Tumulus (destroyed): OS Grid Reference – SD 696 208
Also Known as:
- Whitehall Tumulus
Archaeology & History
Early accounts of this site tell of its destruction in the 19th century, but a modern reconstruction of the site has been made close to where it once stood. And this tomb sounded quite impressive! Within the ‘tomb’ were found a large number of urns, one of which was curiously empty. In John Dixon’s excellent Journeys through Brigantia (2003) work he told that,
“Contemporary reports about its excavation state that it was of circular form about 30 yards in diameter, being formed on a naze or promontory of an undulating plateau overlooking the Darwen valley. Its height was said to vary between 10 to 12 feet on the east side and between 2 or 3 feet on the west, the centre being about 6 feet in diameter and consisting of a slight hollow.
“Ten interments appear to have been made, one being just a heap of burnt bones, the others, having been enclosed in urns, the majority of which are badly broken, consisted of ashes and fragments of bone together with unrecognizable pieces of bronze.

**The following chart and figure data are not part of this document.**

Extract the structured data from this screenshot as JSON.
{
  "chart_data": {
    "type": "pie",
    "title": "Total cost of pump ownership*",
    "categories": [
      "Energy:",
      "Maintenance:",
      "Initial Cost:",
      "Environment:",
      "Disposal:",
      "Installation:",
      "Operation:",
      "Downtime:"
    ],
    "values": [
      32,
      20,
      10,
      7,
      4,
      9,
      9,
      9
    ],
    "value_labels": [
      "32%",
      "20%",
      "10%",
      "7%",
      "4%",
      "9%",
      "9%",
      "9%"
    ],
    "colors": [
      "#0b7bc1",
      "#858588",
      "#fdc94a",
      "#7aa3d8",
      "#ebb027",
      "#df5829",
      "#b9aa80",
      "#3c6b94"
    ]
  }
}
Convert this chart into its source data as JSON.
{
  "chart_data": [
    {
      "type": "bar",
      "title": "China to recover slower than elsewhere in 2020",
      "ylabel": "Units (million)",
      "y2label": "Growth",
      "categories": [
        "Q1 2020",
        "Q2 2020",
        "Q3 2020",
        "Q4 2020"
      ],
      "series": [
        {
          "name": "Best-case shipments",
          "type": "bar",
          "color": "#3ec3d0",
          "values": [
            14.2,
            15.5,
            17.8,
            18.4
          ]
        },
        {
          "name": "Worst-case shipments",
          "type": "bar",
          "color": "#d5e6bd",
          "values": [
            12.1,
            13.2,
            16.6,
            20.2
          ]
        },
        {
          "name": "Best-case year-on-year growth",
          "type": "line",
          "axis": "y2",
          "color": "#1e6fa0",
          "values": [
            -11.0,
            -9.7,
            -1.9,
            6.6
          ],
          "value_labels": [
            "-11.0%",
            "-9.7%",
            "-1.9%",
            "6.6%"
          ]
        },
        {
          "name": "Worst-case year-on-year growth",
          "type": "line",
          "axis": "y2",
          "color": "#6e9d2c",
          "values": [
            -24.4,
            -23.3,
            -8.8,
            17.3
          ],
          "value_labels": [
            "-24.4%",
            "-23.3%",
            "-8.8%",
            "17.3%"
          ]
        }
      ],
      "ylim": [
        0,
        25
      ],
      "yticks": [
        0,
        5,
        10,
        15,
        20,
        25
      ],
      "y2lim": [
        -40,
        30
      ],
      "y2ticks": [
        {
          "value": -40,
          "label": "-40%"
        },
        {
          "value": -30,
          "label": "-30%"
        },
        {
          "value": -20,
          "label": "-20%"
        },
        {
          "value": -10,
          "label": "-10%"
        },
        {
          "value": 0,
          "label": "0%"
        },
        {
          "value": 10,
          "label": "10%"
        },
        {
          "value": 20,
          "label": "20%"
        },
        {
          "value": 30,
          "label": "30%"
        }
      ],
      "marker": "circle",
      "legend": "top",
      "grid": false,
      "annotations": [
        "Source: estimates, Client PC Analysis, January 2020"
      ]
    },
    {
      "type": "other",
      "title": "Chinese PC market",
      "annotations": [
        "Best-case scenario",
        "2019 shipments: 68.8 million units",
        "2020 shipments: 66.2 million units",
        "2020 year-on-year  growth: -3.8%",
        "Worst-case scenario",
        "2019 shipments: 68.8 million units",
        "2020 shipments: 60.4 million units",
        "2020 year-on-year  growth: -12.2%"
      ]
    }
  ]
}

Two urns also contained ‘incense cups’ and another a 7½-inch bronze knife or dagger.
“The design of the urns is similar to those from the Middle Bronze Age… All but two of the urns were found within an area 21 feet by 14 feet, whilst one was 40 feet away. They were, with one exception, placed in the Earth with the orifice pointing upwards and were covered with slabs, the depth at which they were found varying from 1 to 2 feet.”
Remains of the urns can be seen on display in the Darwen Library.
Once again in John Dixon’s (2003) fine Journey’s through Brigantia volume, we read of folklore relating to the respect of the dead which local people used to give this old tomb, telling:
“Many superstitions were attached to the barrow and its destruction in the 1860s, with the country people speaking of the place being haunted by ‘boggarts’ and children having been known to take off their clogs or shoes and walk past it barefoot in the night time.”
- Dixon, John, Journeys through Brigantia – volume 11: East Lancashire Pennines, Aussteiger Publications: Barnoldswick 2003.